Three UK prisons were inspected last year: HMP Liverpool, Wormwood Scrubs in west London and Doncaster, as well as other Young Offender Institutions (YOIs) and Secure Training Centres. Investigations into the use of force, segregation and the use of physical restraint were all criticised in the report.
Although there have been improvements in the prison system with the recruitment of over 3,000 front-line operational staff and improvement of violence monitoring, the CPT found ‘male prisons remain violent, unsafe and overcrowded with many inmates enduring restricted and isolating regimes and/or long periods of segregation’.
Over the last 12 months, inter-prisoner violence was up by 11%, prisoner-on-staff assaults was up by 15%, yet, of most concern was the highly prevalent staff-on-prisoner violence – an informal practice to prevent misbehaving inmates.
During its inspections, the CPT uncovered policies that were been followed at HMP Liverpool using pre-emptive strikes which were derived from the Crown Prosecution Service general guidance. ‘Pre-emptive Strikes: there is no rule in law to say that a person must wait to be attacked before they can defend themselves.’
In response to the findings of the CPT, the government said: ‘Prison officers are trained in the appropriate use of force, subject to regular refresher training, and there is a process of scrutiny and governance in each prison. HMP Liverpool will raise the awareness of the importance of staff challenging unlawful behaviour and inform staff of the process by which they challenge behaviour and also the support they can offer or referral process which will support those men in need.’
The CPT also observed poor accountability procedures, a lack of transparency in monitoring and a poor response in tackling violence by prison staff. It recommended an increase in use of body worn video cameras recording all interactions where force is used on inmates.
In 2012, the government rolled out the ‘Minimising and Managing Physical Restraint’ (MMPR) policy in Secure Training Centres and under-18 YOIs aiming to reduce physical restraint used in prisons. However, the recent report noted prison officers in all institutions defaulted in using physical force and found the lawful use of force used in the form of pain inducing techniques used by officers was excessive.

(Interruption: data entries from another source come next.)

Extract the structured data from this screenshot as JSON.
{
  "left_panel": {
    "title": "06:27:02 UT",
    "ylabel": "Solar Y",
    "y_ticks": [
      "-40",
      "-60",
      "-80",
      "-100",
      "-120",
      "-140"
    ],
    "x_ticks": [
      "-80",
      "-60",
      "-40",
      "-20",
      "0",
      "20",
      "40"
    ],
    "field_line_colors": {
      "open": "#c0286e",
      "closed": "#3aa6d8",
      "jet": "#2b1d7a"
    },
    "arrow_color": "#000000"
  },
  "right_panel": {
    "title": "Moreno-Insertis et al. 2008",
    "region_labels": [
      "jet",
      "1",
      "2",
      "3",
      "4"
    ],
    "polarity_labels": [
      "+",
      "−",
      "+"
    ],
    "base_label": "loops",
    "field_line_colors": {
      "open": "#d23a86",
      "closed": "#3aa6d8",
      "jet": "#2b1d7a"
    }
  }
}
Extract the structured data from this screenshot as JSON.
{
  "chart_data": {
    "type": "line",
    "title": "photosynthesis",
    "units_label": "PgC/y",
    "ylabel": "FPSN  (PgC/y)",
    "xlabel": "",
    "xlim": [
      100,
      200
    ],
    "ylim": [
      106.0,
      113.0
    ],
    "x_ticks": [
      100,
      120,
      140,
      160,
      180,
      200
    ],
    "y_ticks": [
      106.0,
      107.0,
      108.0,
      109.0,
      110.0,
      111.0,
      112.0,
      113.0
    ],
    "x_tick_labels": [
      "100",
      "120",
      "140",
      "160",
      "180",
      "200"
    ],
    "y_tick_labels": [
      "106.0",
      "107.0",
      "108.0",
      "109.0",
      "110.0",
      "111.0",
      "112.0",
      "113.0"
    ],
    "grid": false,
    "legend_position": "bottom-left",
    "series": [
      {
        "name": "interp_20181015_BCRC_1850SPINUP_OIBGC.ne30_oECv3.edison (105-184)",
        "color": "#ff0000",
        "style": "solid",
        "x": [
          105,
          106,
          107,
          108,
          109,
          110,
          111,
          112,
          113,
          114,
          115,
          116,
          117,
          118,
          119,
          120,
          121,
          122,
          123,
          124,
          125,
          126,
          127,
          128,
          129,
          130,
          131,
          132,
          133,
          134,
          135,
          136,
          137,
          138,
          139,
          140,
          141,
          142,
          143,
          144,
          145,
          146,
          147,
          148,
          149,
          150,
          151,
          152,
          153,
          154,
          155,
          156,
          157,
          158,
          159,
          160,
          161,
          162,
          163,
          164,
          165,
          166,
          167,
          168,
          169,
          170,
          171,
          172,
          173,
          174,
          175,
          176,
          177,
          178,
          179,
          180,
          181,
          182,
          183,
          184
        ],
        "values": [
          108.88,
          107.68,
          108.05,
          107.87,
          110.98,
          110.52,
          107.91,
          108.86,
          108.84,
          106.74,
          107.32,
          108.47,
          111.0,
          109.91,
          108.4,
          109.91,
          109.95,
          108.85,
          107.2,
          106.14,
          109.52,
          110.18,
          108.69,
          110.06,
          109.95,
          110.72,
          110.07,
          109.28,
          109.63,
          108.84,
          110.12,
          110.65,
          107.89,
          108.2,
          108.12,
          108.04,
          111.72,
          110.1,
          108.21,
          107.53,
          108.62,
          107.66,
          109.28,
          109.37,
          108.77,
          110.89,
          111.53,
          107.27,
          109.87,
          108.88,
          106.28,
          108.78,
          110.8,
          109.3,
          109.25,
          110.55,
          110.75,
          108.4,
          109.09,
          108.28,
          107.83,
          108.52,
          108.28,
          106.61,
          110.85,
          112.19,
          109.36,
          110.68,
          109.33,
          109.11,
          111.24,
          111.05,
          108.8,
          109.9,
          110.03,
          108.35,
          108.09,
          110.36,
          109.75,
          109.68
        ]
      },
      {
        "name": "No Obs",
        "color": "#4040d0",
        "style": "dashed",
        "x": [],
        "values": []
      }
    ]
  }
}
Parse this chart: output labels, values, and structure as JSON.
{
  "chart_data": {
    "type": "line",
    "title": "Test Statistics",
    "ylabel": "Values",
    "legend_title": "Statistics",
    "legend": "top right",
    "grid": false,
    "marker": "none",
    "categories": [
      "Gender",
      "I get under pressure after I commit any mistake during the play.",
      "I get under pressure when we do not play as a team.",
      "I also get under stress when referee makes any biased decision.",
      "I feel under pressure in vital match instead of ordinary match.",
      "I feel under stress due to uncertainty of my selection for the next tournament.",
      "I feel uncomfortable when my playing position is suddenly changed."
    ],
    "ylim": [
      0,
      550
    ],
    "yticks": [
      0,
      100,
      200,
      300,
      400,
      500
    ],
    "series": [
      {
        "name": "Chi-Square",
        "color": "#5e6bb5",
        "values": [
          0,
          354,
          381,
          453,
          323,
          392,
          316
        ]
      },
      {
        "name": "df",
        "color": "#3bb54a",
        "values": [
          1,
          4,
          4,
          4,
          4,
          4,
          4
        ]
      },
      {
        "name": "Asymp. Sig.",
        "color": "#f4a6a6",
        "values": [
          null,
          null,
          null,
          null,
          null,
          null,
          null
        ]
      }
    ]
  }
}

The CPT recommends new guidance be adopted, clarifying that the use of unnecessary force would be dealt with accordingly either through disciplinary proceedings or criminal investigations. Moreover, it urged prison institutions end the use of pain inducing techniques and instead adopt a modern approach to maintain smaller socio-educative institutions as these would better assist the complex needs of inmates to re-enter the community as opposed to simply ploughing money into Victorian- era prisons.
In its response the government said it had ‘developed evidence-based Models for Operational Delivery, which recognise the need to consider the varying requirements of prisoners’. ‘Nonetheless, it needs to be acknowledged that we have several larger prisons that are recognised as being high-performing and which offer the taxpayer good value for money,’ it added.